Late payments on "indirect" auto loans, which are made through dealerships, totaled 3.13%, the highest on record. Delinquencies on direct auto loans rose to 1.90%, a 2-1/2-year high.
Credit and debit card delinquencies rose to 4.38% from the third quarter's 4.18%, following four straight quarterly declines.
Housing wasn't spared. Delinquencies on home equity loans rose to a 2-1/2-year high of 2.39%, and on home equity lines of credit rose to 0.96%, matching a level last seen in the fourth quarter of 1997.
The ABA study covers more than 300 banks that extend a majority of outstanding consumer loans. Its study covers direct auto, indirect auto, home equity, home improvement, marine, mobile home, personal and recreational vehicle loans.
Losses tied to mortgages, credit cards and other consumer loans are expected to hurt quarterly results at large lenders such as Citigroup (C), Bank of America (BAC) and Wachovia (WB), and at more specialized lenders such as GMAC, the auto finance and mortgage company.

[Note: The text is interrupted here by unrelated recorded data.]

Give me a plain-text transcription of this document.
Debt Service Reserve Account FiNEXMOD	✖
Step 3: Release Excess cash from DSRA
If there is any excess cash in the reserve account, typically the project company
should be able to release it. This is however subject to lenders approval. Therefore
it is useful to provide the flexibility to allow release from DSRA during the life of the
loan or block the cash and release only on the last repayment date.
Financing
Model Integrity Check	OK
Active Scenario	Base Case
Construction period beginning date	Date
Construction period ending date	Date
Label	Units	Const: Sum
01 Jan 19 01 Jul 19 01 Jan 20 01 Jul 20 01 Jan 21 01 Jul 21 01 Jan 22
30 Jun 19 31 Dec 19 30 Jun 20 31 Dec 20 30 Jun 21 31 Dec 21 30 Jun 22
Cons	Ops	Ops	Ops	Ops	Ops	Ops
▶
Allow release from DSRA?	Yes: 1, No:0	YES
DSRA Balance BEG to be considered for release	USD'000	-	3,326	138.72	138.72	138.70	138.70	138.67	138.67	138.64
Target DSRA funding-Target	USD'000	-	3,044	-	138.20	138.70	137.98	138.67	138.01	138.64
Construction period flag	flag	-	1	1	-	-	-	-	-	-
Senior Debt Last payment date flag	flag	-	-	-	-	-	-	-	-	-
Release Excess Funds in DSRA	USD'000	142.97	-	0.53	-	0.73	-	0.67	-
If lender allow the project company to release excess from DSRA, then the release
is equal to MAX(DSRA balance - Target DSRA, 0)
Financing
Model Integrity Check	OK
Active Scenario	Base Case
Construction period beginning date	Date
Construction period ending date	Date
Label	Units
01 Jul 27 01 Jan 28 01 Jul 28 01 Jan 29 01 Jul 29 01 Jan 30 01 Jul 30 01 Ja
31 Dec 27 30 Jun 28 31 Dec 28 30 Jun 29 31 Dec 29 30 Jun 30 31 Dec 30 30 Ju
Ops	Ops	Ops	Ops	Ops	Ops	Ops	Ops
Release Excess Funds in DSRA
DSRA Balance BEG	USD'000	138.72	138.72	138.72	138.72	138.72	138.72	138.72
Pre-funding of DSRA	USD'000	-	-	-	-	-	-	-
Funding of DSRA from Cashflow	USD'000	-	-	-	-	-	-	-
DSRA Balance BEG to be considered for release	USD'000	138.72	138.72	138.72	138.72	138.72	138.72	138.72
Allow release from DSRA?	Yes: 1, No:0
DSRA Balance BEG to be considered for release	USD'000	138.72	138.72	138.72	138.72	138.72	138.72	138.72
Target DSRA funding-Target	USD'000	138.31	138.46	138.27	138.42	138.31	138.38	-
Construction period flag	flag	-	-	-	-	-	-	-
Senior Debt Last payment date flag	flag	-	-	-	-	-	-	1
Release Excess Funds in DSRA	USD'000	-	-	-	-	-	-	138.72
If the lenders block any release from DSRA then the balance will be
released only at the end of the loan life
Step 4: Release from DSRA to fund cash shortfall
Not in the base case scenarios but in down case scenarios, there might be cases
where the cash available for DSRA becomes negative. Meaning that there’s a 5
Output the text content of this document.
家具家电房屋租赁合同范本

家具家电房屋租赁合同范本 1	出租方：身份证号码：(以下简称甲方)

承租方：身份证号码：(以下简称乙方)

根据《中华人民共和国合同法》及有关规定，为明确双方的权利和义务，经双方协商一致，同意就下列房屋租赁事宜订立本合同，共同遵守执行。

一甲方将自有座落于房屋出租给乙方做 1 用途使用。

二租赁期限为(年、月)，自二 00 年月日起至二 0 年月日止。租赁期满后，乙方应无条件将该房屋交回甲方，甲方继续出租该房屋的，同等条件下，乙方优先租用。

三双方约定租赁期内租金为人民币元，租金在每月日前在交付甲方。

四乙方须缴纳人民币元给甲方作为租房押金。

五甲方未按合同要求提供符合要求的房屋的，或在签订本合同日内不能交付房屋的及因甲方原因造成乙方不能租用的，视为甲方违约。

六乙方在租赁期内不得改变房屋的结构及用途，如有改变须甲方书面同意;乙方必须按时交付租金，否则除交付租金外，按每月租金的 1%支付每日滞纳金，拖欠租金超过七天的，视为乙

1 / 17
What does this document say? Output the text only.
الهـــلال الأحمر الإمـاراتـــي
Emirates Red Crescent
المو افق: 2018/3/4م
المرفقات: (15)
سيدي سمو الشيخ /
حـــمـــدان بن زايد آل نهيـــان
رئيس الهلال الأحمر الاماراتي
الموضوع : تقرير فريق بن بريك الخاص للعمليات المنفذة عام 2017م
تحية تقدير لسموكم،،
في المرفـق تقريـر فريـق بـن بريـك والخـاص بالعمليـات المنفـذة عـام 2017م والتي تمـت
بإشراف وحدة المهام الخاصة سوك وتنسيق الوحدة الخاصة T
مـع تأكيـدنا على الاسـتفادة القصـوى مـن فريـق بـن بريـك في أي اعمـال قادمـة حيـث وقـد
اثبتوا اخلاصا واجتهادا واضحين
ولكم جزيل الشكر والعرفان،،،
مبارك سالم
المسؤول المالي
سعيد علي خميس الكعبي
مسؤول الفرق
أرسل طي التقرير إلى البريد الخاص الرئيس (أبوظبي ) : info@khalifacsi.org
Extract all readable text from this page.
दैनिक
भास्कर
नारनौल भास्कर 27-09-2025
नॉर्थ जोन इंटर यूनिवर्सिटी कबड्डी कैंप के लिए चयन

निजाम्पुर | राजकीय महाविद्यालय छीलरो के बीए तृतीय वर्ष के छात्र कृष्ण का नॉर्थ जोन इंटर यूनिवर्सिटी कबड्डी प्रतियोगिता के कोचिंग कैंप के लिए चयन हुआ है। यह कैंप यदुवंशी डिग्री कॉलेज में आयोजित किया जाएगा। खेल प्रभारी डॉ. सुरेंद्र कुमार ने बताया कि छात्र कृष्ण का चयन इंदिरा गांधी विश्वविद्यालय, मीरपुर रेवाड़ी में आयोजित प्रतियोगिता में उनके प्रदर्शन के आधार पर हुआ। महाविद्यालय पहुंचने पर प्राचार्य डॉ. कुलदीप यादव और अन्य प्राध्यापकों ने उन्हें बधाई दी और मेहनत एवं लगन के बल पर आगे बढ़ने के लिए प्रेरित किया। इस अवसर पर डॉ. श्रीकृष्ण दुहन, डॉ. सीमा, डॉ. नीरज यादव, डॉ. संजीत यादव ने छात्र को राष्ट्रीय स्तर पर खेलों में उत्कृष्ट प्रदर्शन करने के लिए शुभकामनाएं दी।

Financial companies worldwide have written off more than $200 billion related to subprime mortgages and other debt, and analysts expect tens of billions of dollars of additional write-downs for the just-completed quarter.
Labor market woes won't help. Economists surveyed by Reuters expect the government on Friday to report the economy shed 60,000 jobs in March, boosting the unemployment rate to 5% from February's 4.8%.
"Debt repayment abilities of consumers should continue to erode until the labor market firms," Lonski said. "It will be difficult to have a firming of the labor market if household purchasing power continues to suffer from faster growth in food and energy prices, relative to income."